The proposed deep learning pipeline integrates automated segmentation (U-Mamba), synthetic data augmentation, and ViT classification to predict HE.
The model demonstrated robust cross-institutional generalization with external validation AUCs around 0.78-0.79.
Guideline-Based Recommendations
Diagnosis
Use non-contrast CT as frontline imaging modality for hematoma evaluation in sICH.
Employ automated segmentation models like U-Mamba for precise hematoma localization to reduce manual workload.
Management
Rapid identification of patients at high risk of HE to enable timely anti-expansion interventions such as intensive blood pressure reduction.
Utilize deep learning-based risk stratification tools to support clinical decision-making in acute sICH management.
Monitoring & Follow-up
Monitor hematoma volume changes within the first 3-6 hours post symptom onset to detect expansion.

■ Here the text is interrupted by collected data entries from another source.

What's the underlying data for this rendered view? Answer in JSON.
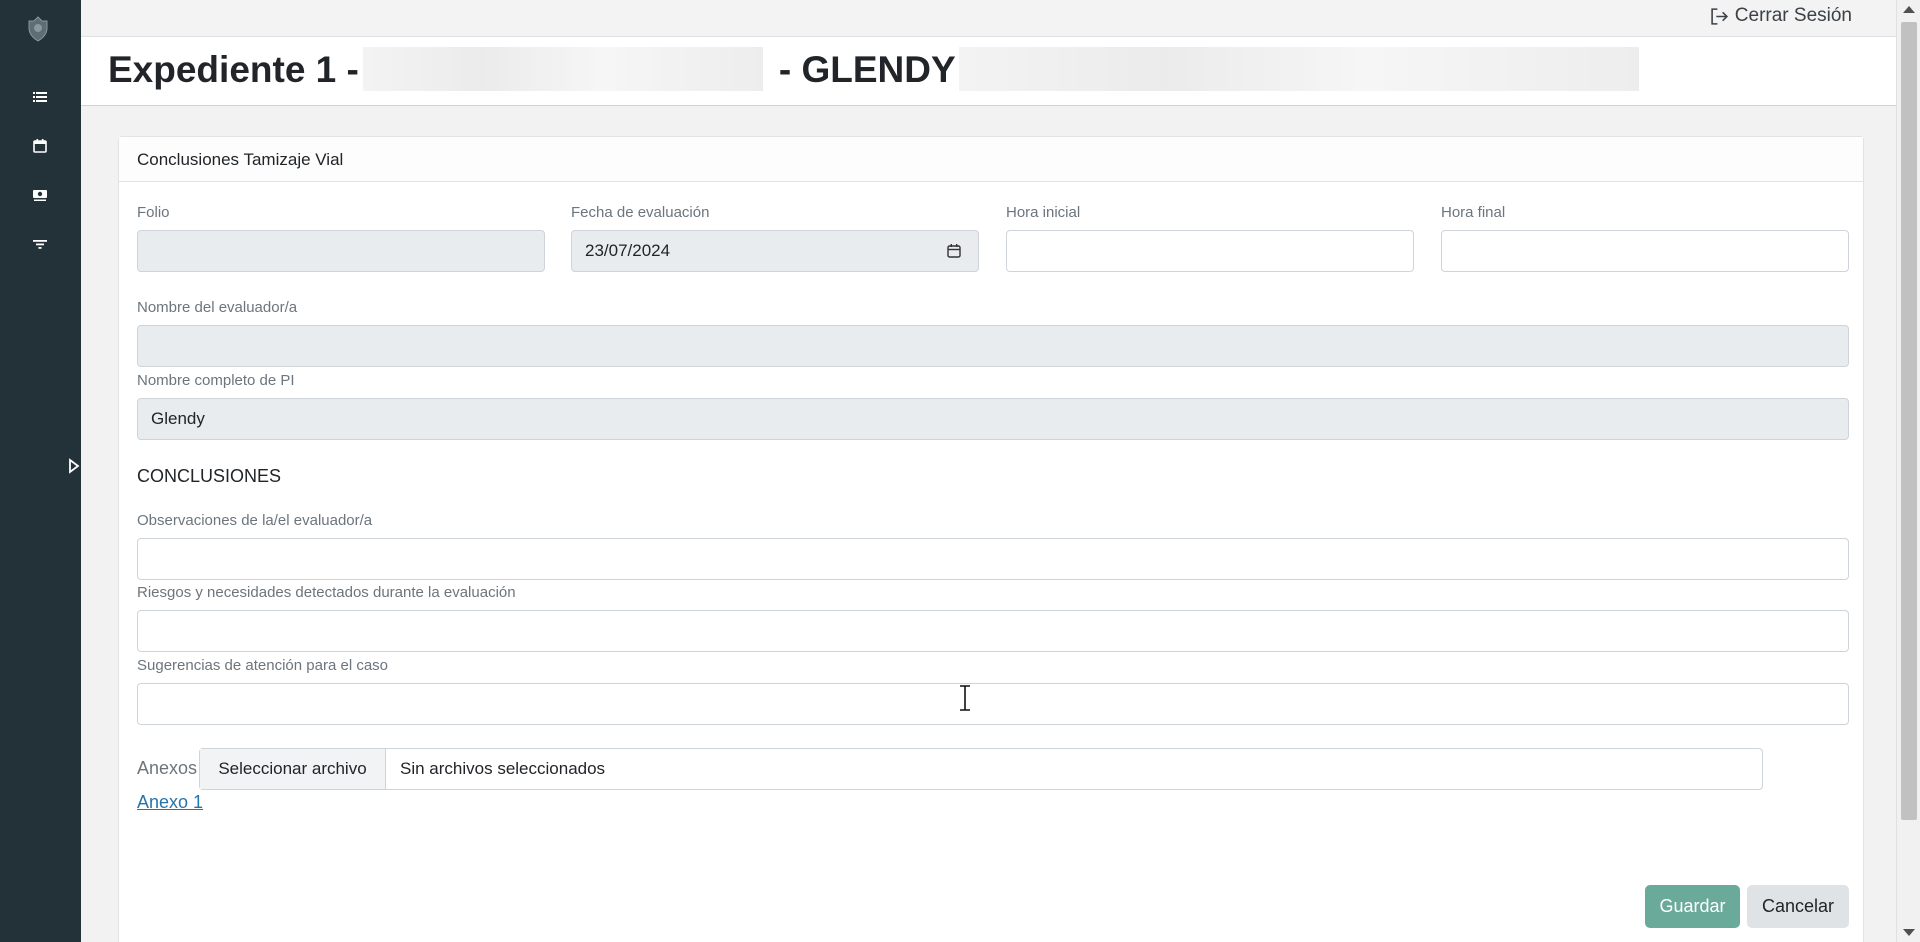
{
  "topbar": {
    "logout_label": "Cerrar Sesión"
  },
  "header": {
    "title_prefix": "Expediente 1 -",
    "title_suffix": "- GLENDY"
  },
  "card": {
    "title": "Conclusiones Tamizaje Vial"
  },
  "form": {
    "folio": {
      "label": "Folio",
      "value": ""
    },
    "fecha": {
      "label": "Fecha de evaluación",
      "value": "23/07/2024"
    },
    "hora_inicial": {
      "label": "Hora inicial",
      "value": ""
    },
    "hora_final": {
      "label": "Hora final",
      "value": ""
    },
    "evaluador": {
      "label": "Nombre del evaluador/a",
      "value": ""
    },
    "nombre_pi": {
      "label": "Nombre completo de PI",
      "value": "Glendy"
    },
    "section_title": "CONCLUSIONES",
    "observaciones": {
      "label": "Observaciones de la/el evaluador/a",
      "value": ""
    },
    "riesgos": {
      "label": "Riesgos y necesidades detectados durante la evaluación",
      "value": ""
    },
    "sugerencias": {
      "label": "Sugerencias de atención para el caso",
      "value": ""
    },
    "anexos": {
      "label": "Anexos",
      "button_label": "Seleccionar archivo",
      "status_text": "Sin archivos seleccionados",
      "link_label": "Anexo 1"
    }
  },
  "actions": {
    "save_label": "Guardar",
    "cancel_label": "Cancelar"
  },
  "colors": {
    "sidebar": "#233239",
    "save_button": "#6aaa9b",
    "link": "#2574a9"
  },
  "icons": {
    "sidebar": [
      "logo-emblem-icon",
      "list-icon",
      "calendar-icon",
      "money-icon",
      "filter-icon",
      "expand-sidebar-icon"
    ],
    "logout": "logout-icon",
    "date_field": "calendar-icon"
  }
}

Use automated imaging analysis to facilitate early detection and continuous assessment.
Risks
Delayed identification of HE may miss the narrow therapeutic window for intervention.
Inter-observer variability and limited availability of advanced imaging (e.g., CTA) can hinder accurate risk stratification.
Patient & Prescribing Data
2020 sICH patients from five tertiary centers, including approximately 20% with hematoma expansion
Early intensive blood pressure reduction reduces hematoma growth; accurate early HE prediction supports targeted therapy within a narrow therapeutic window.
Clinical Best Practices
Implement automated segmentation to improve hematoma volume measurement accuracy and efficiency.
Incorporate synthetic data augmentation to address class imbalance and improve model robustness.
Apply validated deep learning classifiers trained on multicenter datasets for reliable HE risk stratification.
Prioritize rapid imaging and analysis within the first hours of symptom onset to guide acute management.